I picked it back up again, and after my father commented that I’m always helping people out maybe I should get a degree in that so someone would actually pay me for it, that I opted to switch my double major from English/History to English/Psychology. And it was okay. I finished it. Graduated. But psychology was too much science for me, and not enough about being with people. Not ground roots enough for me.

I had kids, and I think that’s where things really changed for me because I began to understand that I didn’t want any of this for my kids. If they had a passion, I wanted them to follow it, but in order for that to happen I had to SHOW them the way. I began to write more seriously. In the days when they napped it was pretty easy to keep at it. I got some stories published. I won an award for my editing. I raised some funds for charity. I made the short list for a short story award. I’m actually pretty good at this thing I love so much, this thing which keeps me going even in my darkest days. And the kids can see the books on the bookshelf to prove it. They can see the award sitting on my desk. More importantly they can see the fire in my eyes when I talk story, when I engage with their worlds, when I want to hear what’s going on in their heads.

And then a few years ago I decided that I finally wanted to do something about becoming a counsellor for real. I started some training through Lifeline, but it was just after things started to go sour for Ivy at school, so as much as it crushed me I opted out of that – for all the right reasons if you ask me. However, it spurred me to enrol in Uni again and now three years later I am finished.

I can’t go out and work as a counsellor right now. I’m too busy home schooling after all 😉 But I have some invaluable tools, and I plan to do my Masters further down the track, and the kids have seen this example of their mother, following her passions, working hard, really hard, to achieve something. And the grin on my face, the pride shining in my eyes, that will stick with them. I can’t wait to attend graduation next year.

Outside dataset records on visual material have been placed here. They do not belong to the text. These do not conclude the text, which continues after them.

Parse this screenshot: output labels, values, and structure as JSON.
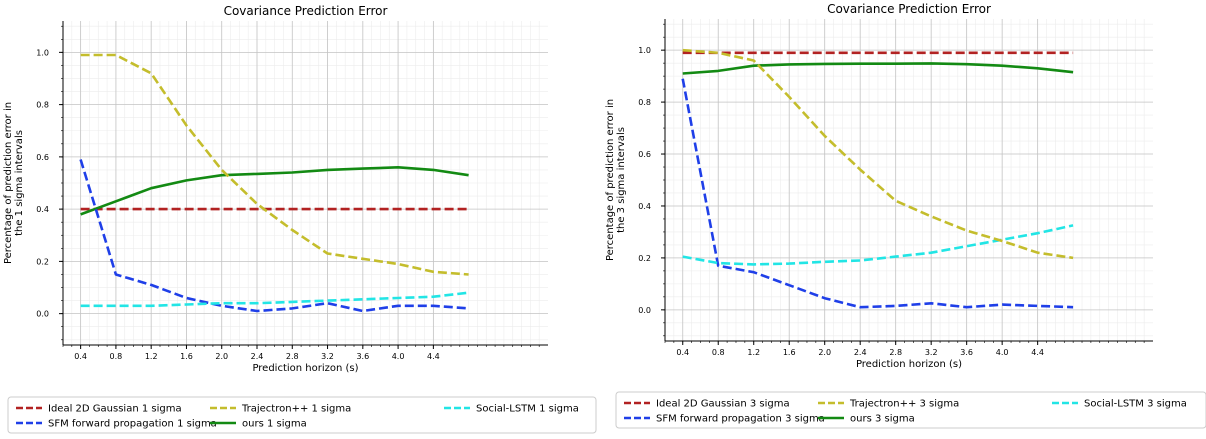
{
  "chart_data": [
    {
      "type": "line",
      "title": "Covariance Prediction Error",
      "xlabel": "Prediction horizon (s)",
      "ylabel": "Percentage of prediction error in the 1 sigma intervals",
      "ylabel_lines": [
        "Percentage of prediction error in",
        "the 1 sigma intervals"
      ],
      "xlim": [
        0.2,
        5.7
      ],
      "ylim": [
        -0.12,
        1.12
      ],
      "x": [
        0.4,
        0.8,
        1.2,
        1.6,
        2.0,
        2.4,
        2.8,
        3.2,
        3.6,
        4.0,
        4.4,
        4.8
      ],
      "x_ticks": [
        "0.4",
        "0.8",
        "1.2",
        "1.6",
        "2.0",
        "2.4",
        "2.8",
        "3.2",
        "3.6",
        "4.0",
        "4.4"
      ],
      "y_ticks": [
        "0.0",
        "0.2",
        "0.4",
        "0.6",
        "0.8",
        "1.0"
      ],
      "grid": true,
      "legend_placement": "below",
      "series": [
        {
          "name": "Ideal 2D Gaussian 1 sigma",
          "color": "#b22222",
          "style": "dashed",
          "values": [
            0.4,
            0.4,
            0.4,
            0.4,
            0.4,
            0.4,
            0.4,
            0.4,
            0.4,
            0.4,
            0.4,
            0.4
          ]
        },
        {
          "name": "ours 1 sigma",
          "color": "#138a13",
          "style": "solid",
          "values": [
            0.38,
            0.43,
            0.48,
            0.51,
            0.53,
            0.535,
            0.54,
            0.55,
            0.555,
            0.56,
            0.55,
            0.53
          ]
        },
        {
          "name": "SFM forward propagation 1 sigma",
          "color": "#1f3fe8",
          "style": "dashed",
          "values": [
            0.59,
            0.15,
            0.11,
            0.06,
            0.03,
            0.01,
            0.02,
            0.04,
            0.01,
            0.03,
            0.03,
            0.02
          ]
        },
        {
          "name": "Social-LSTM 1 sigma",
          "color": "#22e5e5",
          "style": "dashed",
          "values": [
            0.03,
            0.03,
            0.03,
            0.035,
            0.04,
            0.04,
            0.045,
            0.05,
            0.055,
            0.06,
            0.065,
            0.08
          ]
        },
        {
          "name": "Trajectron++ 1 sigma",
          "color": "#c4bd2c",
          "style": "dashed",
          "values": [
            0.99,
            0.99,
            0.92,
            0.72,
            0.55,
            0.42,
            0.32,
            0.23,
            0.21,
            0.19,
            0.16,
            0.15
          ]
        }
      ]
    },
    {
      "type": "line",
      "title": "Covariance Prediction Error",
      "xlabel": "Prediction horizon (s)",
      "ylabel": "Percentage of prediction error in the 3 sigma intervals",
      "ylabel_lines": [
        "Percentage of prediction error in",
        "the 3 sigma intervals"
      ],
      "xlim": [
        0.2,
        5.7
      ],
      "ylim": [
        -0.12,
        1.12
      ],
      "x": [
        0.4,
        0.8,
        1.2,
        1.6,
        2.0,
        2.4,
        2.8,
        3.2,
        3.6,
        4.0,
        4.4,
        4.8
      ],
      "x_ticks": [
        "0.4",
        "0.8",
        "1.2",
        "1.6",
        "2.0",
        "2.4",
        "2.8",
        "3.2",
        "3.6",
        "4.0",
        "4.4"
      ],
      "y_ticks": [
        "0.0",
        "0.2",
        "0.4",
        "0.6",
        "0.8",
        "1.0"
      ],
      "grid": true,
      "legend_placement": "below",
      "series": [
        {
          "name": "Ideal 2D Gaussian 3 sigma",
          "color": "#b22222",
          "style": "dashed",
          "values": [
            0.99,
            0.99,
            0.99,
            0.99,
            0.99,
            0.99,
            0.99,
            0.99,
            0.99,
            0.99,
            0.99,
            0.99
          ]
        },
        {
          "name": "ours 3 sigma",
          "color": "#138a13",
          "style": "solid",
          "values": [
            0.91,
            0.92,
            0.94,
            0.945,
            0.947,
            0.948,
            0.948,
            0.949,
            0.946,
            0.94,
            0.93,
            0.915
          ]
        },
        {
          "name": "SFM forward propagation 3 sigma",
          "color": "#1f3fe8",
          "style": "dashed",
          "values": [
            0.89,
            0.17,
            0.145,
            0.095,
            0.045,
            0.01,
            0.015,
            0.025,
            0.01,
            0.02,
            0.015,
            0.01
          ]
        },
        {
          "name": "Social-LSTM 3 sigma",
          "color": "#22e5e5",
          "style": "dashed",
          "values": [
            0.205,
            0.18,
            0.175,
            0.178,
            0.185,
            0.19,
            0.205,
            0.22,
            0.245,
            0.27,
            0.295,
            0.325
          ]
        },
        {
          "name": "Trajectron++ 3 sigma",
          "color": "#c4bd2c",
          "style": "dashed",
          "values": [
            1.0,
            0.99,
            0.96,
            0.82,
            0.67,
            0.54,
            0.42,
            0.36,
            0.305,
            0.265,
            0.22,
            0.2
          ]
        }
      ]
    }
  ]
}
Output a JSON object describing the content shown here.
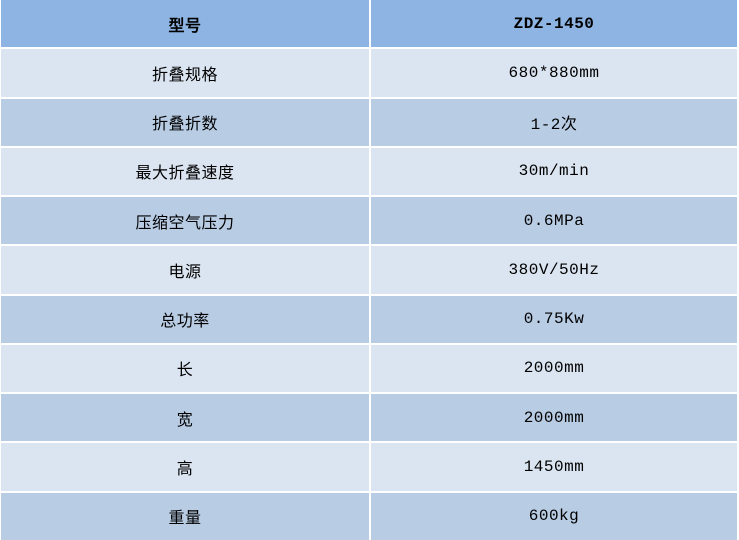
{
  "table": {
    "header": {
      "label": "型号",
      "value": "ZDZ-1450"
    },
    "rows": [
      {
        "label": "折叠规格",
        "value": "680*880mm"
      },
      {
        "label": "折叠折数",
        "value": "1-2次"
      },
      {
        "label": "最大折叠速度",
        "value": "30m/min"
      },
      {
        "label": "压缩空气压力",
        "value": "0.6MPa"
      },
      {
        "label": "电源",
        "value": "380V/50Hz"
      },
      {
        "label": "总功率",
        "value": "0.75Kw"
      },
      {
        "label": "长",
        "value": "2000mm"
      },
      {
        "label": "宽",
        "value": "2000mm"
      },
      {
        "label": "高",
        "value": "1450mm"
      },
      {
        "label": "重量",
        "value": "600kg"
      }
    ],
    "colors": {
      "header_bg": "#8DB4E2",
      "row_odd_bg": "#DBE5F1",
      "row_even_bg": "#B8CCE4",
      "separator": "#FFFFFF",
      "text": "#000000"
    }
  }
}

I want, so badly, for them to know that it’s okay to pursue their passions no matter what they are. I will never be the mother that says ‘no, that won’t make you any money’, or the one that says ‘you need a backup plan’, or any of the other lines I heard a million times. I’m going to be behind there, cheering them on, helping them make the right choices to get to their goals, and I know, without any doubt, that they’ll have this all figured out a whole lot earlier than I did. It doesn’t matter if they don’t earn a massive wage, because real happiness cannot be found in a large bank account statement.